Employment discrimination: protection for some

Employers aren’t allowed to discriminate on the basis of gender, race, religion or sexuality; we all know that. But what about other things that are connected with those things? If a man has long hair, some employers don’t think it looks professional. So if this man is discriminated against and not hired because of his long hair, that is a form of gender discrimination (because a woman with the same length or longer hair would not be discriminated). In the same way, an employer might discriminate against a white man who wears cornrows or dreadlocks while a black man wearing the same hairstyle might be fine because it’s a part of his heritage. So, isn’t that race discrimination (of a white person)? Similarly, black women sometimes damage their hair with relaxers or hot combs to get a ‘professional’ look as they feel that their natural hair isn’t quite good enough.

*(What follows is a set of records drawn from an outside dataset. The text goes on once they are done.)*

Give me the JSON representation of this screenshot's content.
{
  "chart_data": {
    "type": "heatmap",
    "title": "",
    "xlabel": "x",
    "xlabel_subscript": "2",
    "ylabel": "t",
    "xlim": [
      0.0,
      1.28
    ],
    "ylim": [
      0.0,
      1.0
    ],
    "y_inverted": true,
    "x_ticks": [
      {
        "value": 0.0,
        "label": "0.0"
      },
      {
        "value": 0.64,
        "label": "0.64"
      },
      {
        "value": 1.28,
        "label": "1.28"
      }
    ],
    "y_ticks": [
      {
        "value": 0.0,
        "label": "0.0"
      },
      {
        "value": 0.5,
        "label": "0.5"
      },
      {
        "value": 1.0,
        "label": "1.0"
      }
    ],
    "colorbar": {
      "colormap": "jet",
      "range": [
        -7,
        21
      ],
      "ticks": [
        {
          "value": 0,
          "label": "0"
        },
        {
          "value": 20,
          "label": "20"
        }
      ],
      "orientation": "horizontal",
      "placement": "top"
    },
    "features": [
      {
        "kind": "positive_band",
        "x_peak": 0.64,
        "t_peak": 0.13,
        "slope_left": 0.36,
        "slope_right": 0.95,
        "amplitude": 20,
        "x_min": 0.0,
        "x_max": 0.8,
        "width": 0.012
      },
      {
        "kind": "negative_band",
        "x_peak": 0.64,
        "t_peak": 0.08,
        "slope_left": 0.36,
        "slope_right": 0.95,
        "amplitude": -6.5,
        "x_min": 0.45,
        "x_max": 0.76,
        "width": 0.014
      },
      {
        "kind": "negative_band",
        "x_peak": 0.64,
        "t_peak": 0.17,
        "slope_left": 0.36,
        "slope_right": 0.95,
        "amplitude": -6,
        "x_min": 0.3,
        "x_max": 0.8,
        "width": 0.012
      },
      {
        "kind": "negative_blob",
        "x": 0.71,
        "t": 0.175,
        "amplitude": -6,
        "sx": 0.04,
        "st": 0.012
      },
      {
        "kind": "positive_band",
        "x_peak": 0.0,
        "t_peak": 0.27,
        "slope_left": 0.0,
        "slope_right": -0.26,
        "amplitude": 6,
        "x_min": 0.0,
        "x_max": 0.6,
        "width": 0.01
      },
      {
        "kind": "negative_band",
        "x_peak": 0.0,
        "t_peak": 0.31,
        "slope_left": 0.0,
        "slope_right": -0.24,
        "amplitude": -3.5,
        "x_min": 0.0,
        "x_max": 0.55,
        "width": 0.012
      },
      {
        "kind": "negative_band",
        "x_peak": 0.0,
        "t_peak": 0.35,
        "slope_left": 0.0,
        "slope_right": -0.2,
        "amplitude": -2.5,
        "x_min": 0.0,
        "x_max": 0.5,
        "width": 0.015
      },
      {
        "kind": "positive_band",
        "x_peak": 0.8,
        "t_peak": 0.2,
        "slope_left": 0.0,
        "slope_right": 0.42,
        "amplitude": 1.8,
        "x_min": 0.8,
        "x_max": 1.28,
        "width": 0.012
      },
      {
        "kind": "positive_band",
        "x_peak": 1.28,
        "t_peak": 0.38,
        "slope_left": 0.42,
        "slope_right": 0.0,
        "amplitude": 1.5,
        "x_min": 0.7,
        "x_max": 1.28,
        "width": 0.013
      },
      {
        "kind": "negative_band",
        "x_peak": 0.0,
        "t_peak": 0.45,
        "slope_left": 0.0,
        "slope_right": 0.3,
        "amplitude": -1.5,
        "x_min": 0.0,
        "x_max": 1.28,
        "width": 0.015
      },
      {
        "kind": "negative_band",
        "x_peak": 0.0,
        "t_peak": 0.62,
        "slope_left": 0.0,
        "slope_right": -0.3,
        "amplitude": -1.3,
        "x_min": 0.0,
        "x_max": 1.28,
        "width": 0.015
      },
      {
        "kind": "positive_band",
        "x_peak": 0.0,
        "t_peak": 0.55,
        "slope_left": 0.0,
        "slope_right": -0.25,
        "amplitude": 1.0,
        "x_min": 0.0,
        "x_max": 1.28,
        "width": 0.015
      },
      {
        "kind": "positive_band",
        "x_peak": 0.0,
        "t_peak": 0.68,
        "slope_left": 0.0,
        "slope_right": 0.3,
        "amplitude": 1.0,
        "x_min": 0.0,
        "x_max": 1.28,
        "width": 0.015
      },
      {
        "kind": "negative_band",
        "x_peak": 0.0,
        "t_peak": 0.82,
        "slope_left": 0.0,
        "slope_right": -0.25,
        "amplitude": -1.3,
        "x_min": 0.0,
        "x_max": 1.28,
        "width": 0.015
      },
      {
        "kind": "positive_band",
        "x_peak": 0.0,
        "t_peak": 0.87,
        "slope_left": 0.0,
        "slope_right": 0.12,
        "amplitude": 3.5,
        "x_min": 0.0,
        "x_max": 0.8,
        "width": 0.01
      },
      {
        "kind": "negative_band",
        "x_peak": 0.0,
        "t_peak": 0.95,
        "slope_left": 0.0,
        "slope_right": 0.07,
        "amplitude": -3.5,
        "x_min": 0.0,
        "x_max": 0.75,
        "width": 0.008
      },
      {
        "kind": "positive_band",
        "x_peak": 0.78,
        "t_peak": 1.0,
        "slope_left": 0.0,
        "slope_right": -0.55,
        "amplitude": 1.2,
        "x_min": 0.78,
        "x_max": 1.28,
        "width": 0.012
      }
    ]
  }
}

Your family choice is also not protected. If a potential employer doesn’t hire you because you’re a young parent or live in a polyamorous household, there’s no statute to protect you. However if you are fired because you are an unmarried mother, the case Flynn v Power is an EU case that, by EU Law, is now a part of UK law. So you can’t be fired for being an “unmarried mother”. (This happened in Ireland in the 2000s.)

And while LGBTQ people are protected, a lot of heterosexuals aren’t. If you’re kinky, poly or have ever worked in the sex industry – no matter how long ago that was – you can be fired. That’s what happened to a Criminal Justice social worker who told a colleague he went to SM clubs and had a small online business selling fetish clothing. Melissa Petro was fired for being a sex worker in her student days over a decade before. So maybe you should think twice before telling your work friends about trying to 50 Shades your boyfriend or hilarious anecdotes from your sex life at college.

There are also no laws to stop you being discriminated because of your hairstyle, piercings or othher body modifications. Oviously we need more anti-discrimination laws, or at least tightening of the ones we’ve got. But changing attitudes is the first step. Discrimination wouldn’t exist without stigmatising attitudes, and when there is no more discrimination there won’t even be any need for discrimination laws. Employers won’t usually be stupid enough to say “I’m not hiring you cos you’re a queer” so even for protected people, it can be difficult to prove discrimination on sexuality, race or religious grounds. The same problem would arise if protection was extended to other groups.

So, while extending such protection is necessary, changing attitudes will ultimately bring about the greater good.